On ne compte plus le
nombre de manuscrits refusés par les
éditeurs, ni de thèses ou de
mémoires recalés, en raison de
l'orthographe. Sans compter les auteurs
auto-édités qui, en s'épargnant la
plus modeste relecture, vont droit dans le mur des
invendus.
La
qualité d'écriture n'aurait-elle plus
d'importance aux yeux des lecteurs ?
Faux. Des erreurs
orthographiques, grammaticales, des erreurs de styles,
dénotent des insuffisances qui, au mieux,
ridiculisent celui ou celle qui en est l'auteur, au pire,
le condamnent à la trappe.
Pourquoi ? Tout
lecteur a ce défaut, ou cette qualité,
d'avoir un regard neuf sur le texte qui lui est
présenté. Ce regard neuf sera
heurté par une erreur grossière, au point
qu'il en viendra à focaliser sur celle-ci,
à s'interroger, à perdre le fil conducteur
du contenu, et enfin à douter de la
qualité, de la capacité, de la
compétence ou de l'expérience de son
auteur.
Tous
les écrits contiennent des
coquilles.
Des coquilles
certes. C'est l'écriture journalistique,
instantanée, qui peut se permettre ce genre
d'erreurs à condition de ne pas trop en
abuser. On pardonnera également à un
auteur de renom, abonné au best-seller, des
dérapages ici ou là. Mais s'agissant
d'un auteur inconnu ou débutant, comme d'un futur
impétrant, le verdict du lecteur sera impitoyable
et condamnera au rejet du texte dans sa globalité,
voire des textes futurs car ils porteront la marque du
"débutant", de "celui qui ne maîtrise pas
son sujet".
Les livres des plus
grands auteurs, publiés chez les plus grands
éditeurs, comportent des fautes. S'appuyer sur ces
auteurs, ces éditeurs, pour s'épargner une
relecture au prétexte que "ça passera bien
si ça passe pour eux", est une erreur
stratégique parfois impardonnable.
Une
économie de relecture est une mauvaise
économie
S'apercevoir de ses
erreurs quand on soutient une thèse ou un
mémoire peut déboussoler le candidat au
moment de l'oral. Mais il est trop tard pour
intervenir.
L'auteur d'un livre peut,
quant à lui, corriger les fautes avant un second
tirage. Mais il lui en coûtera un
supplément assez lourd, car il ne s'agira plus
d'une réimpression à l'identique, mais
d'une impression considérée comme initiale.

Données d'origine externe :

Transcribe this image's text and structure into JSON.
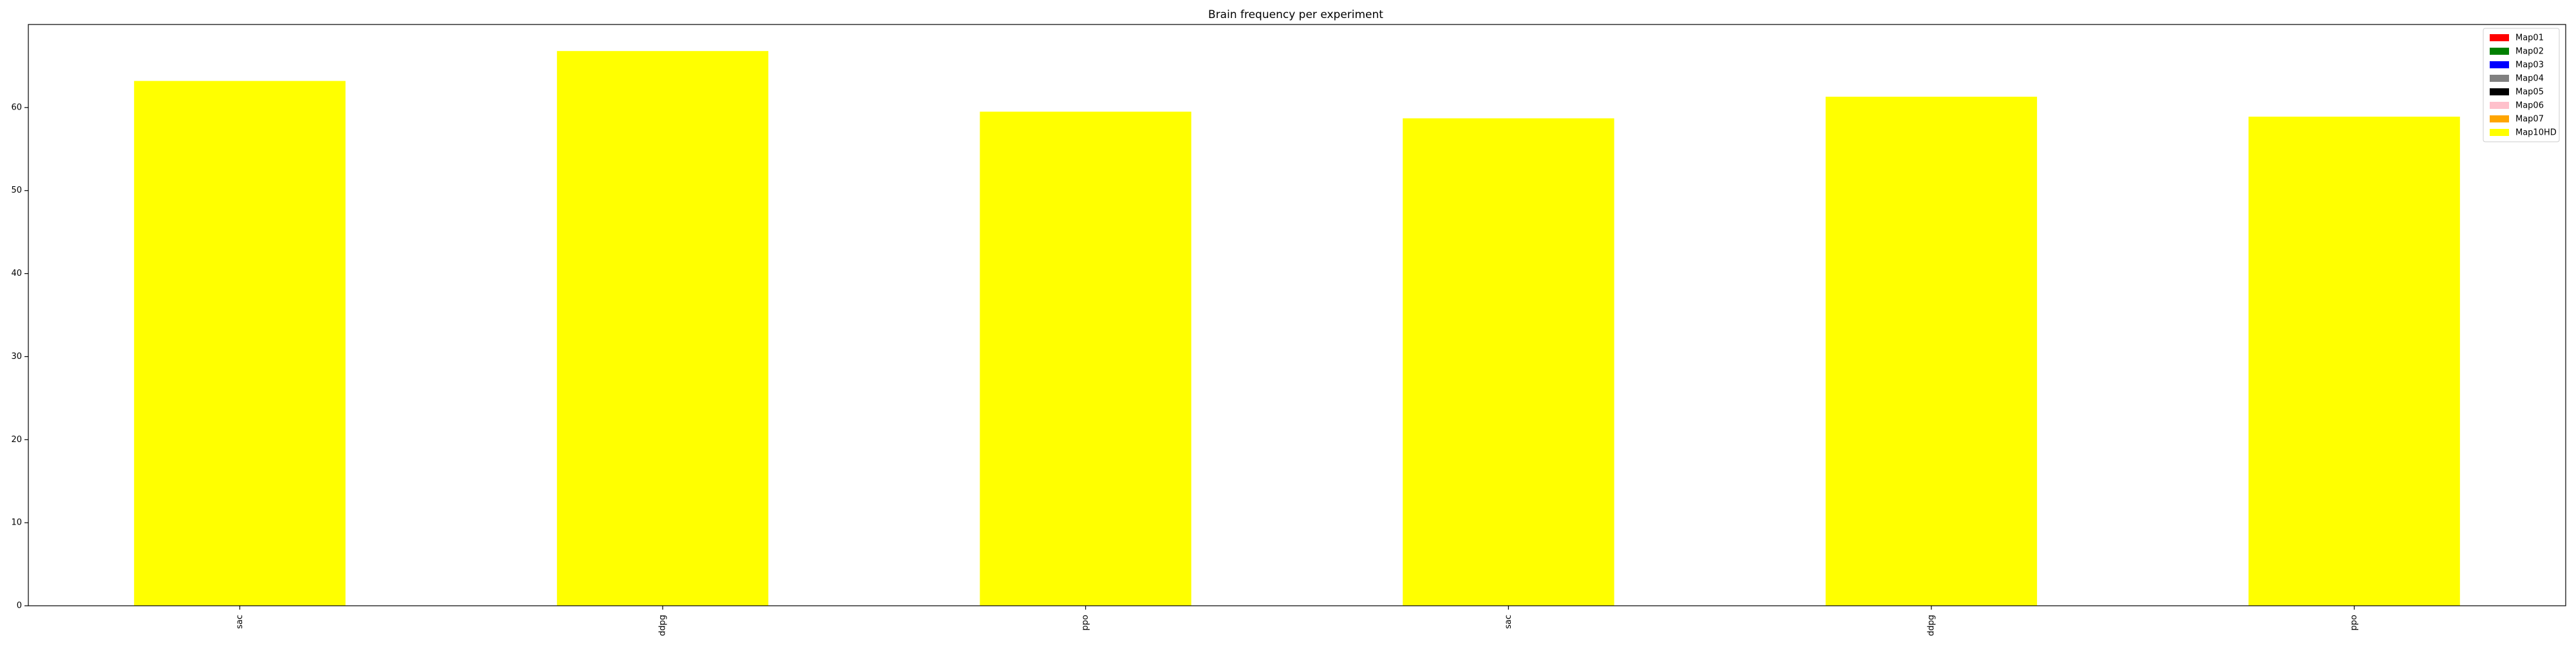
{
  "chart_data": {
    "type": "bar",
    "title": "Brain frequency per experiment",
    "xlabel": "",
    "ylabel": "",
    "categories": [
      "sac",
      "ddpg",
      "ppo",
      "sac",
      "ddpg",
      "ppo"
    ],
    "series": [
      {
        "name": "Map01",
        "color": "#ff0000",
        "values": [
          0,
          0,
          0,
          0,
          0,
          0
        ]
      },
      {
        "name": "Map02",
        "color": "#008000",
        "values": [
          0,
          0,
          0,
          0,
          0,
          0
        ]
      },
      {
        "name": "Map03",
        "color": "#0000ff",
        "values": [
          0,
          0,
          0,
          0,
          0,
          0
        ]
      },
      {
        "name": "Map04",
        "color": "#808080",
        "values": [
          0,
          0,
          0,
          0,
          0,
          0
        ]
      },
      {
        "name": "Map05",
        "color": "#000000",
        "values": [
          0,
          0,
          0,
          0,
          0,
          0
        ]
      },
      {
        "name": "Map06",
        "color": "#ffc0cb",
        "values": [
          0,
          0,
          0,
          0,
          0,
          0
        ]
      },
      {
        "name": "Map07",
        "color": "#ffa500",
        "values": [
          0,
          0,
          0,
          0,
          0,
          0
        ]
      },
      {
        "name": "Map10HD",
        "color": "#ffff00",
        "values": [
          63.2,
          66.8,
          59.5,
          58.7,
          61.3,
          58.9
        ]
      }
    ],
    "ylim": [
      0,
      70
    ],
    "yticks": [
      0,
      10,
      20,
      30,
      40,
      50,
      60
    ],
    "grid": false,
    "legend_position": "top-right"
  }
}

Or, dans neuf cas sur dix, un auteur qui n'aura pas fait
corriger son livre au préalable, s'apercevra des
bourdes une fois le livre imprimé en main. La
raison en est bien simple : la présentation d'un
livre tapuscrit est différente de celle d'un livre
imprimé, au point que l'auteur est lui-même
confronté au fameux "regard neuf" qu'il portera
sur son propre ouvrage. Et il n'y a rien de plus
douloureux que de voir son oeuvre, enfin dans la forme
finale, truffée d'erreurs dues à un manque
de relecture.
Faites-vous
relire !!!
Avant de vous lancer,
demandez à une personne de votre entourage
compétente de relire votre texte. Son regard
neuf vous révélera bien des
surprises.
Si vous n'avez pas cette
perle dans votre entourage, faites appel à des
correcteurs
qualifiés. Il
vous en coûtera ? Bien moins que vous ne
l'imaginez....
PS
: nous remercions Tako no Ume de nous avoir
signalé 4 coquilles dans le présent
article... que nous nous sommes empressés de
corriger.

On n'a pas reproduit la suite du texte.